Forest Oil Acquires Producing Assets in Greater Buffalo Wallow, East Texas

Forest Oil Corp.

Forest Oil Corporation has completed its previously announced acquisition of producing assets, including approximately 118,000 gross acres (85,000 net acres), located in its Greater Buffalo Wallow and East Texas/North Louisiana Core Areas with significant development potential from Cordillera Texas, L.P. (Cordillera).

The assets produced an average of approximately 34 MMcfe/d in the first half of 2008 and, based on Forest's internal estimates, contain 350 Bcfe of estimated proved reserves. The acquisition adds net unrisked potential of 1.2 Tcfe and approximately 1,500 identified drilling locations in these core areas where Forest has historically demonstrated an ability to grow production.

Craig Clark, Forest's President and Chief Executive Officer, stated, "As an organization, we are always looking to upgrade our properties to areas and rock-types where Forest has demonstrated excellent execution and growth. These transactions are in line with this strategy, allowing us to further our growth in our two largest core areas, the Greater Buffalo Wallow Area and East Texas/North Louisiana.

"Forest anticipates growing production on these newly acquired assets by greater than 30% in 2009. As previously announced, we recently completed our best vertical Buffalo Wallow well, which had initial production of 10.7 MMcfe/d, and last week we completed our best Cotton Valley horizontal well to date which had initial production of 9.9 MMcfe/d. The first divestiture package sales agreement has been signed, and assuming completion of our divestiture program, we estimate our liquidity will be restored to over $1 billion, allowing us the ability to continue to execute on our acquisition strategy in 2009."

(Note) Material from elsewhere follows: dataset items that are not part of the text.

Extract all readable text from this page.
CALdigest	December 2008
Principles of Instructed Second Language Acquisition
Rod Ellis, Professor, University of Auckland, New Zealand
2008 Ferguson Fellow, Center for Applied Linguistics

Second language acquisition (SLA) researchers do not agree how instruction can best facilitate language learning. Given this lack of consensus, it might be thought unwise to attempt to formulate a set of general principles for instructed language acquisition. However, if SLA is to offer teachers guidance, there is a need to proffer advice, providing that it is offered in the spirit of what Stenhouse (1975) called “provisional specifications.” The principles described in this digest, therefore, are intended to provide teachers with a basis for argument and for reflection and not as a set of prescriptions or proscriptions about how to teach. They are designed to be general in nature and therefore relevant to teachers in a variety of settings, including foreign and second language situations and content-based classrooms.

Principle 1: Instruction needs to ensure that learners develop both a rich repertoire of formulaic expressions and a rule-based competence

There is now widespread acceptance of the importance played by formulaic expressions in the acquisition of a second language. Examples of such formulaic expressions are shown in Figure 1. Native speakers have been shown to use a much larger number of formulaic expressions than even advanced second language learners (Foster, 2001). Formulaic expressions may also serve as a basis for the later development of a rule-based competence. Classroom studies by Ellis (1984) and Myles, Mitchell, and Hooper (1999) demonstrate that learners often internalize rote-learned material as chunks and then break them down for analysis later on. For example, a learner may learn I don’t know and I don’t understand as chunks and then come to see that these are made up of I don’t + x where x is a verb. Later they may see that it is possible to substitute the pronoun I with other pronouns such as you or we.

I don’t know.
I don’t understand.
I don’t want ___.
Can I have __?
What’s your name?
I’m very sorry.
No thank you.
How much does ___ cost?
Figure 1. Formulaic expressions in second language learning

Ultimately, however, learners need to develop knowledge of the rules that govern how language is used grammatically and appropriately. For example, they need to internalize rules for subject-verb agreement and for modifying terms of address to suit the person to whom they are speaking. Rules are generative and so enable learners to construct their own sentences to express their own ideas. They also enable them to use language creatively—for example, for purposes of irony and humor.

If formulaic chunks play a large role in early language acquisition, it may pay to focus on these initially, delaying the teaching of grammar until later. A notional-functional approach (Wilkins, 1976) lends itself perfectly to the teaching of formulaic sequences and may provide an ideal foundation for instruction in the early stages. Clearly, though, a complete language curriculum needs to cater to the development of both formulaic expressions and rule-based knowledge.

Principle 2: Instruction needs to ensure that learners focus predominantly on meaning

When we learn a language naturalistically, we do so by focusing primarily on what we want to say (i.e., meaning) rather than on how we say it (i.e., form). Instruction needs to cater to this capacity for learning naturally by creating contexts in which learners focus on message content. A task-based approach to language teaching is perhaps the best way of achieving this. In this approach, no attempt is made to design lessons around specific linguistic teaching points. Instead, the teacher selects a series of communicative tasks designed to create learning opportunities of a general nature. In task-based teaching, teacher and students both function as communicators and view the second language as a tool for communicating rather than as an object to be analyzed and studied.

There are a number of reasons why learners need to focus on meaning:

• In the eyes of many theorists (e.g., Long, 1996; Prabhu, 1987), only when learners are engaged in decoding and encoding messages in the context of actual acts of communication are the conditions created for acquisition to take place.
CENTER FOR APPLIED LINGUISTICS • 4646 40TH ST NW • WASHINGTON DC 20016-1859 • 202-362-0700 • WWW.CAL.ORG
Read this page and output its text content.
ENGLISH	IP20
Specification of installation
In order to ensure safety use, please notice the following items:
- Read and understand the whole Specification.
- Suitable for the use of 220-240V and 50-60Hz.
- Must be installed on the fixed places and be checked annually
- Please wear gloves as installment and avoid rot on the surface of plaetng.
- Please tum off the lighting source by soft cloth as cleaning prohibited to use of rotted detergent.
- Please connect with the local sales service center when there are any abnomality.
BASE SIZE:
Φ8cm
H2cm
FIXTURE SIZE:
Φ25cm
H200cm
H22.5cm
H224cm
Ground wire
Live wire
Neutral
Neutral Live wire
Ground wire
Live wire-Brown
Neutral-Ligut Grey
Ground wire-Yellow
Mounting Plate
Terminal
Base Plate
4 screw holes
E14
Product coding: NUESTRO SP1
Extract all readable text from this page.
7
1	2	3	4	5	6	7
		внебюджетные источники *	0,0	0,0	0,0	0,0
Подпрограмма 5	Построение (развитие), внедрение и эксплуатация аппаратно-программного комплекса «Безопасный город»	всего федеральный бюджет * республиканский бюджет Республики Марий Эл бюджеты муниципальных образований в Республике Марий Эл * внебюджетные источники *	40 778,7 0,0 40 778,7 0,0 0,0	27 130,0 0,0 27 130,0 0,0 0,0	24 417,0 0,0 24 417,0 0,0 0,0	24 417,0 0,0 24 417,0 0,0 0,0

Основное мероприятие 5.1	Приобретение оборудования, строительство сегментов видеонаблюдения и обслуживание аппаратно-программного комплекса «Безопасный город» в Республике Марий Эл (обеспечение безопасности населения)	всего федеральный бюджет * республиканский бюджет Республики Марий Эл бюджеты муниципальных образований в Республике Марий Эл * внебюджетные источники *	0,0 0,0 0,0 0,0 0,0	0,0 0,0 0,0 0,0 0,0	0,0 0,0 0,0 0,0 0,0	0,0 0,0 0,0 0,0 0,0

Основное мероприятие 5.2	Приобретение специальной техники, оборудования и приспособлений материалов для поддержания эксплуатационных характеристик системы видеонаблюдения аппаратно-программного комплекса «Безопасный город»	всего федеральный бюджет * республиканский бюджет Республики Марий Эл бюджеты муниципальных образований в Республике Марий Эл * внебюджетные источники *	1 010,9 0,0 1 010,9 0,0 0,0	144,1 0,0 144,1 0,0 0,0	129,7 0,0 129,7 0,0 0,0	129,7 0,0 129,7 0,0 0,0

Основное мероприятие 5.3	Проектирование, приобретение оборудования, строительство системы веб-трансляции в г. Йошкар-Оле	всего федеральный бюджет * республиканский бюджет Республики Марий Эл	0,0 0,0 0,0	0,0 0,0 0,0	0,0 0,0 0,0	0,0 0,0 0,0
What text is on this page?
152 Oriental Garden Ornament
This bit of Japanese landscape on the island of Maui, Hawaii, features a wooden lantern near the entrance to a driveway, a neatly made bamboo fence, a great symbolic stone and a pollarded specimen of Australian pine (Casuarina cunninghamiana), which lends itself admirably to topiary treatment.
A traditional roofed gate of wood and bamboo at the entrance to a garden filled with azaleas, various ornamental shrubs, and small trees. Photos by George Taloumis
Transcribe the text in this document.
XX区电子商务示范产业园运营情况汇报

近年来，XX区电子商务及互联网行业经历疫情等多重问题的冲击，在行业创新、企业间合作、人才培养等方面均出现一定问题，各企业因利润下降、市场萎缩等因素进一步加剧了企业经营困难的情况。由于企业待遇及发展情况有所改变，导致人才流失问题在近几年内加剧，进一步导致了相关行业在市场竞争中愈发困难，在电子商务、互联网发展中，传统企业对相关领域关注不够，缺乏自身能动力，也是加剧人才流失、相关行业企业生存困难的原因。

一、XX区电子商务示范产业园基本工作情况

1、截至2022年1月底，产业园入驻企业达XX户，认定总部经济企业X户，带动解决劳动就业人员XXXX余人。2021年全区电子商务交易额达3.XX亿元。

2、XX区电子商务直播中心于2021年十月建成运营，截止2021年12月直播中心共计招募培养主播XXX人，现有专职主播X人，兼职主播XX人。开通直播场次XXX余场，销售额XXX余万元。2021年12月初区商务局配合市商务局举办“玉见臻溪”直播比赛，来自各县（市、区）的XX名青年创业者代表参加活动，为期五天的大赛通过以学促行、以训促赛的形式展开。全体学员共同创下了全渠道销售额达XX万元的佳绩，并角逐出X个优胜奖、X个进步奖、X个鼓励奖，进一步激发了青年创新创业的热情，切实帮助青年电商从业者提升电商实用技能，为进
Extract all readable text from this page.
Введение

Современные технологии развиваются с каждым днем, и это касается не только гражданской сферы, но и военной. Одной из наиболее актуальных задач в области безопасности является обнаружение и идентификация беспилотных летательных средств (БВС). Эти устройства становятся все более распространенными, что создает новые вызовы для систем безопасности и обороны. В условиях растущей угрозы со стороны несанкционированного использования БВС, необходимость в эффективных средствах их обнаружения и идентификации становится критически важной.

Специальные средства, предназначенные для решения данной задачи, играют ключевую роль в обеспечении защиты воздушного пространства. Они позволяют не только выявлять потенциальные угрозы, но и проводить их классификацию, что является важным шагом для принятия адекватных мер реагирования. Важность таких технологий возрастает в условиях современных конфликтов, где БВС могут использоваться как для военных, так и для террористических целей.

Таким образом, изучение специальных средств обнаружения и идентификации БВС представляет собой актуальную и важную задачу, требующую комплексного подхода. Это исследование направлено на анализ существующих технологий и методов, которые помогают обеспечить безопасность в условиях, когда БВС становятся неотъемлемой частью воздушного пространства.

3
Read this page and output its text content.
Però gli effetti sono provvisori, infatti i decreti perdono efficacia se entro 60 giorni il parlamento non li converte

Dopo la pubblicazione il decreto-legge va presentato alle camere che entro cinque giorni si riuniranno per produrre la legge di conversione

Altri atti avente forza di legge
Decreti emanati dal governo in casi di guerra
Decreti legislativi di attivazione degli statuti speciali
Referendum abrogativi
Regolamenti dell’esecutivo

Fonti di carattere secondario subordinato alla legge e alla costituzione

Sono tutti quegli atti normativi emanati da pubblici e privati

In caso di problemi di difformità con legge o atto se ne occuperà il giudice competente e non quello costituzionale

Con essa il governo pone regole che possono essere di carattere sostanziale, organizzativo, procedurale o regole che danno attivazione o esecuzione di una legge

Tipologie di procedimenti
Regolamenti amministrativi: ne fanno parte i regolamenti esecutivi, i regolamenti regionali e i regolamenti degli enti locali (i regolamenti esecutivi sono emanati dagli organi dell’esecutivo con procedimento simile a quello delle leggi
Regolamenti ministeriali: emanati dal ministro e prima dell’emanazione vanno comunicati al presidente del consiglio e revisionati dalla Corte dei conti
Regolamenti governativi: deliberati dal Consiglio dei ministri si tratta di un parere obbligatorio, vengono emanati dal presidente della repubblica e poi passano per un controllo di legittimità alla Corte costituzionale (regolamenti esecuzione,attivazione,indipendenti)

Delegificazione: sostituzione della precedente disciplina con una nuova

Prior to closing, Cordillera and Forest agreed to increase the stock component and decrease the cash component of consideration paid. Pursuant to the revised terms, Forest paid consideration of 7.25 million common shares and $529 million of cash for the assets, subject to post-closing adjustments. Based on the closing price of Forest's common stock on September 29, 2008, the total consideration was approximately $873 million. The economic effective date for the transaction was July 1, 2008, and the purchase price remains subject to customary post-closing adjustments.

David H. Keyte, Forest's Chief Financial Officer stated, "The disruption in the credit markets is adversely affecting the timing of our divestiture program as counterparties are challenged to receive adequate financing. We believe increasing the equity component in this transaction was prudent to insure our liquidity remains strong and does not distract us from execution of our operational plan.

"With closed or pending sales of approximately $350 million, including the Rockies agreement, Forest is now targeting additional asset sales of $450 - $750 million over the next six months. Giving effect to the Cordillera acquisition and not considering proceeds from the announced sale of the Rockies assets, Forest estimates it has current liquidity from its credit facilities in excess of $500 million."

Asset Divestiture Program

Forest has entered into an agreement to sell certain operated and non-operated properties in the Rockies, including its Niobrara, San Juan and various properties in Wyoming and Utah, for $258 million. The transaction is expected to close by early December and is subject to customary closing conditions. These properties are currently producing 21 MMcfe/d and had estimated proved reserves of 81 Bcfe at December 31, 2007.

Total dispositions, either completed or under contract, including the Rockies package, are expected to yield proceeds of approximately $350 million while disposing of associated current production and estimated proved reserves at December 31, 2007 of 25 MMcfe/d and 97 Bcfe, respectively. Proceeds from all divestiture transactions will be utilized to pay down Forest's borrowings under its credit facilities.